La théorie animant l'interprétation des récits mythiques dans chacun de ces grands mouvements de pensée ou de ces écoles d'histoire anthropologique des religions est opportunément appuyée par un choix de citations pertinentes; elle est illustrée par quelques exemples d'analyse concrète, pour des récits très régulièrement choisis dans la mythologie grecque: le récit de la succession divine dans sa version grecque et dans sa version hittite, mais aussi le mythe égyptien d'Horus et de Seth (par l'intermédiaire du motif commun de l'émasculation) pour l'universalisme de la végétation promu par Frazer; la recherche identitaire d'Œdipe en comparaison avec la punition infligée à Prométhée ou les menaces de Persée face à la Gorgone pour le complexe freudien de la castration; le démembrement de Zeus et de Dionysos-Zagreus comme illustration de la ritualisation initiatique chez Jane Harrison ou la figure de Priape comme reflet du comportement animal pour l'éthologie sacrificielle d'un Burkert; les relations de la parenté autochtone à l'exemple de la famille d'Œdipe ou le mythe de succession des premiers rois d'Athènes pour la combinaison de la dimension syntagmatique dans l'établissement d'un pouvoir politique et de la dimension paradigmatique dans le jeu entre nature et culture pour l'analyse structurale des mythes et de leur logique proposée par Lévi-Strauss (et pour une véritable grammaire de l'action narrative articulant différents niveaux sémantiques dans la remarquable application au récit hésiodique de la création de Pandôra qu'offre Vernant).
Selon Csapo, l'analyse proposée par Vernant du jeu organisé par le récit de la création de la première femme entre les différentes pratiques sociales et culturelles du mariage, du sacrifice et de l'agriculture dessine le cadre idéologique définissant pour les Grecs la condition humaine dans la mortalité, sinon la passion de la femme.
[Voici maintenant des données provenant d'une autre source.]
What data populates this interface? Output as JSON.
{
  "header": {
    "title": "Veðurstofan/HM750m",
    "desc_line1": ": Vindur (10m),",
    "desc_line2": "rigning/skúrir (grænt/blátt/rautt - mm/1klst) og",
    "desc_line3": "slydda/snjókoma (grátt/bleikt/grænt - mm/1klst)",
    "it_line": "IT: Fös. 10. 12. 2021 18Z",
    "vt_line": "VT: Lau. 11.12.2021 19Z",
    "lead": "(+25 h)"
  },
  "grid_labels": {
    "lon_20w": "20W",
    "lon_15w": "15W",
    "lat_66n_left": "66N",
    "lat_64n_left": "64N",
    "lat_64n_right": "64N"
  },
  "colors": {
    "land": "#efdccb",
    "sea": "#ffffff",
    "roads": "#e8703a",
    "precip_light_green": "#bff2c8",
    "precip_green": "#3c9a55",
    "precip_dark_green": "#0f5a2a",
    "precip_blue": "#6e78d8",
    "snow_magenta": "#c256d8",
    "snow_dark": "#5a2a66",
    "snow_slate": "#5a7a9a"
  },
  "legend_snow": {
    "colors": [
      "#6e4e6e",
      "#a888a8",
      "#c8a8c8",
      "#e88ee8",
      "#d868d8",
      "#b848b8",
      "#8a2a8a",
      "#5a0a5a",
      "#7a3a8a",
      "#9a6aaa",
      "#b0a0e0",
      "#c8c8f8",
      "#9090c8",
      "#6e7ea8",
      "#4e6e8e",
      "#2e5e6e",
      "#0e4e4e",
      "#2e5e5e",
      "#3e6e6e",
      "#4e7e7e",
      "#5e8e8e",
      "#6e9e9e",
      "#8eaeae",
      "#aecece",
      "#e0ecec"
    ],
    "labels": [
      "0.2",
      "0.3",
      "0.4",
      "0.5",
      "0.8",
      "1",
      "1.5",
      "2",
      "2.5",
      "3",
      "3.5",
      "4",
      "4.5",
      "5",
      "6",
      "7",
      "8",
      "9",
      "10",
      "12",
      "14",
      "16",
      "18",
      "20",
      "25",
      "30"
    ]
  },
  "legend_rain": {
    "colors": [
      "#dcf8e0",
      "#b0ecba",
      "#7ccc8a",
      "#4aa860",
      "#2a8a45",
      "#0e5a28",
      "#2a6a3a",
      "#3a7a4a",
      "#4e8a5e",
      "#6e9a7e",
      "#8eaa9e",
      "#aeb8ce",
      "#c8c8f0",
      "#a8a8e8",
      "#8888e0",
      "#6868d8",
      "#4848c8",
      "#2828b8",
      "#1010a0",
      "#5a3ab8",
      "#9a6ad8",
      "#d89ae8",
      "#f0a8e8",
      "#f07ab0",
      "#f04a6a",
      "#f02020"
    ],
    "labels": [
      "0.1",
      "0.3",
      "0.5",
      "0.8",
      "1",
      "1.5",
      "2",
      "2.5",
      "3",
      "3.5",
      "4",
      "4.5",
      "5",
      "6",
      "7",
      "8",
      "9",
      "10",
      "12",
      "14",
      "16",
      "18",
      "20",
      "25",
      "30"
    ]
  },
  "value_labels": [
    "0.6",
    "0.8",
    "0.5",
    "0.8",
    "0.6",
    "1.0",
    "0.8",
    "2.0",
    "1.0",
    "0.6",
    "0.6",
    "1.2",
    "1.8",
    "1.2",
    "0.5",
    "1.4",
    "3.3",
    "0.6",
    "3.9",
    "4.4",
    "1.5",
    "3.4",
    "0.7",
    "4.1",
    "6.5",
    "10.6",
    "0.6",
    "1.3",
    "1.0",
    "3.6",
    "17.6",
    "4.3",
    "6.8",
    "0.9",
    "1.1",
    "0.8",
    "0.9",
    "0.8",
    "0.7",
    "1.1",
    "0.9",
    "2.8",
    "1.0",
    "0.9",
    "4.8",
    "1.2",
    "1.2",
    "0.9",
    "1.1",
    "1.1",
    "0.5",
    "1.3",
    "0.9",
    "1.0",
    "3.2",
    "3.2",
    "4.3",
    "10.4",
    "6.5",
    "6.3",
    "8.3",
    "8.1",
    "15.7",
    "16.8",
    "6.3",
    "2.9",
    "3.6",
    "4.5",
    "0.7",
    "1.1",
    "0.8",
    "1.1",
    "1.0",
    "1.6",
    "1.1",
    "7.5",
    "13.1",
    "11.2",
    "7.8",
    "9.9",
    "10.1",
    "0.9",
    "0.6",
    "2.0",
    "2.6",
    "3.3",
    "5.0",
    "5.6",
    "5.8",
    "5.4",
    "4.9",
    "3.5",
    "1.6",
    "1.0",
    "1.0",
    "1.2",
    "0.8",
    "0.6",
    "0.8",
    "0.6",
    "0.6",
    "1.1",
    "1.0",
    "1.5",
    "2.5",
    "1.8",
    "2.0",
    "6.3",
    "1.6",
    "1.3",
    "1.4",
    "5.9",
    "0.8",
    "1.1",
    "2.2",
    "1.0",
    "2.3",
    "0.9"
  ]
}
Avec un appui sur l'analyse structurale offerte par Marcel Detienne du jeu complexe des oppositions binaires entre les figures divines d'Aphrodite et de Déméter et les rites des Adonies d'une part, des Thesmophories de l'autre, ce type de lecture est repris par Csapo lui-même, dans le contexte du relativisme culturel du postmodernisme et des équivalences dans l'échange marchand généralisé induit par la "culture du capitalisme postindustriel", En effet "like structuralism, ideological analysis views the conceptual world as a social construct" (298): c'est ainsi que l'ouvrage dense qui se présente comme un manuel des théories de la mythologie débouche sur une interprétation propre du "mythe d'Héraclès". Lu selon une grille organisant valeurs morales et activités sociales des Grecs selon les trois classes des aristocrates athlètes, des marchands et des agriculteurs, la biographie d'Héraclès (réduite à un compte-rendu de mythographe) apparaît comme une exploration des contradictions, des conflits et des ambiguïtés entre l'athlétisme et sa gloire, le commerce et l'échange monétaire, et le travail de la terre pour la production agricole. Les fameux travaux du héros illustreraient donc, dans une grammaire des actions, les médiations possibles entre le statut du citoyen et celui de l'esclave notamment dans les valeurs de la reconnaissance et de la confiance réciproques, entre liberté et nécessité. Dans la réduction de la triade sociale à une simple opposition de type structural entre libre et non-libre (ce dernier pôle réunissant marchand, commerçant, journalier et esclave) autant la naissance extraordinaire de "Gloire d'Héra" que son apothéose par le mariage avec "Eternelle Jeunesse" sont ignorés.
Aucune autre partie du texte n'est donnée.